What is eczema best treated with? While there might not be one best treatment for eczema, more and more people are turning away from the conventional medicines to alternative medicines such as herbal remedies. As with any alternative method in treating a skin disease or disorder, it is important for patients to carefully discuss their options with a medical professional.  Some herbs have a high level of toxicity and while effective, may still lead to health complications if not used properly. Here are some of my favorite herb remedies:

  • After bathing, gently dry well, then apply eczema ointment such as chickweed, calendula or aloe vera cream, olive oil or evening primrose oil to help restore moisture and promote healing.
  • In case of eczema based on a nervous condition, take calming teas of lemon balm, peppermint and valerian.
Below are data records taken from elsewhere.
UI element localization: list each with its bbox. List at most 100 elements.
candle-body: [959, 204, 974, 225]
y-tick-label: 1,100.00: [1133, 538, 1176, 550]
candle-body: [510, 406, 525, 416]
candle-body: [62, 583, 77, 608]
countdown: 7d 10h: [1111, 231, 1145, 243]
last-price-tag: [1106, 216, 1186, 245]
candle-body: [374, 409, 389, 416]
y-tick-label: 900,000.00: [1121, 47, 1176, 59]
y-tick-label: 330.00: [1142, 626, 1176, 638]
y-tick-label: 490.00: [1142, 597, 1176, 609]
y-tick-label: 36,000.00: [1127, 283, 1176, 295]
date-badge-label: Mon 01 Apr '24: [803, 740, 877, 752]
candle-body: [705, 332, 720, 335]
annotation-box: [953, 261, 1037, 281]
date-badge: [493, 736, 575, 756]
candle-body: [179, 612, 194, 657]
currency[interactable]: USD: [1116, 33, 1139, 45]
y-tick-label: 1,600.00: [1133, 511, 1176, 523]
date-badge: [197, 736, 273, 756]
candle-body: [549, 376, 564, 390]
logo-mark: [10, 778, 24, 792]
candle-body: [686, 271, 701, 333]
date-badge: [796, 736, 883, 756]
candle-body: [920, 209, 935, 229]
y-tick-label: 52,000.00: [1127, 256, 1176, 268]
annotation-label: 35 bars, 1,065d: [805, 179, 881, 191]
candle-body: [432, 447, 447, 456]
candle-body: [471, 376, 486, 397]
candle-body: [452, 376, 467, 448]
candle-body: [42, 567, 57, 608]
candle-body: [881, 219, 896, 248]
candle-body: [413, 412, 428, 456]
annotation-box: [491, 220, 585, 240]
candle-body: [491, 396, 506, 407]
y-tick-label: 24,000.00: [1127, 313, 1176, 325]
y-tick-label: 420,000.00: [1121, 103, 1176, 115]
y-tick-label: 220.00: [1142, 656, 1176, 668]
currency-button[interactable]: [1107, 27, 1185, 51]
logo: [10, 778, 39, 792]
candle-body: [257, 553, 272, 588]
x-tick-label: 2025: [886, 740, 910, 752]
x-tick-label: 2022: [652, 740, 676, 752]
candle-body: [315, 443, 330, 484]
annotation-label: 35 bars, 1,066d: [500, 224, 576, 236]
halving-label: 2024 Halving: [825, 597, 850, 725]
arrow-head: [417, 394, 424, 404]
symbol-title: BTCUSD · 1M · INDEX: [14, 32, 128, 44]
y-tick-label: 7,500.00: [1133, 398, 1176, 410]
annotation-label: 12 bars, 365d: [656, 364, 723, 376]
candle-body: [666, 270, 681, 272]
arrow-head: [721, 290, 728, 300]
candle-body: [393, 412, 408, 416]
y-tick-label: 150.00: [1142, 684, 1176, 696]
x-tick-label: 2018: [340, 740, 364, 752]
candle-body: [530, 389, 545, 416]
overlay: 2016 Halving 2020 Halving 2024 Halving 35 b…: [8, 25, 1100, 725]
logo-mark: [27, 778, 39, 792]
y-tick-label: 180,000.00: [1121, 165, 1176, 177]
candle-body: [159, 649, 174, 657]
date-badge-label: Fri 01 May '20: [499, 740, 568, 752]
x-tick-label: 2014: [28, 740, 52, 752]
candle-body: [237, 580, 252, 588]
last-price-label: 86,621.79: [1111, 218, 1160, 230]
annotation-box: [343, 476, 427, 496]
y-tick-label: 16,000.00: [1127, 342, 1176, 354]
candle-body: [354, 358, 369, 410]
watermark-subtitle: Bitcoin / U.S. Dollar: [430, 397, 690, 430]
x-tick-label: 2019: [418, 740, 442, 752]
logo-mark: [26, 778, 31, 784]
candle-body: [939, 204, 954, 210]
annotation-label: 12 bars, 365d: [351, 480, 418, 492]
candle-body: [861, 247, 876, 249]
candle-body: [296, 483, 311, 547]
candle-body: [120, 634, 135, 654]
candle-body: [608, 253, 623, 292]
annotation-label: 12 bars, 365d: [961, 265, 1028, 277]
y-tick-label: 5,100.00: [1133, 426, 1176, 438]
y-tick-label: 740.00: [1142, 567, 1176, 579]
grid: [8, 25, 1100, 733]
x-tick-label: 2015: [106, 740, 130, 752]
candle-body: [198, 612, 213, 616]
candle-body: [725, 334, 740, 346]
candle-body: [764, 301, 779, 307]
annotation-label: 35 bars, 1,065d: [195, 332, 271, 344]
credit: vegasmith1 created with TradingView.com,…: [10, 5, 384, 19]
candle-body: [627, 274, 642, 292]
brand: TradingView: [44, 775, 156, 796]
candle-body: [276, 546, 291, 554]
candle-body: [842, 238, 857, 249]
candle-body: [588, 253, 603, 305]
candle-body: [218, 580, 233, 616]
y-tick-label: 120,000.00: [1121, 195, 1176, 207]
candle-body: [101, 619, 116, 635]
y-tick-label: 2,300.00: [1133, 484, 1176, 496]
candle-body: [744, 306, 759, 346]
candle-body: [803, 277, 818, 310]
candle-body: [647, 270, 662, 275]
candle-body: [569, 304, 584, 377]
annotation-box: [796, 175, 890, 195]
  • Fresh juice of burdock leaf, stinging nettle, dandelion or chickweed to cleanse the body internally. Take 1Tbsp of juice daily.
  • In the evening, rub the affected areas with St. John's wort oil.
  • Allergic eczema can be relieved by bathing with camomile, chickweed, witch hazel, horsetail, comfrey or golden-seal: dissolve 2-3 tbsp. of herb for each quart of hot water and bathe skin.

Best Tip:So what is eczema doing to your self image? You don't have to worry about the scars that it leaves on your body and face apply aloe vera and see how this herb does miracles. It heals scars and  boosts your self confidence.  Try it and you won't be disappointed.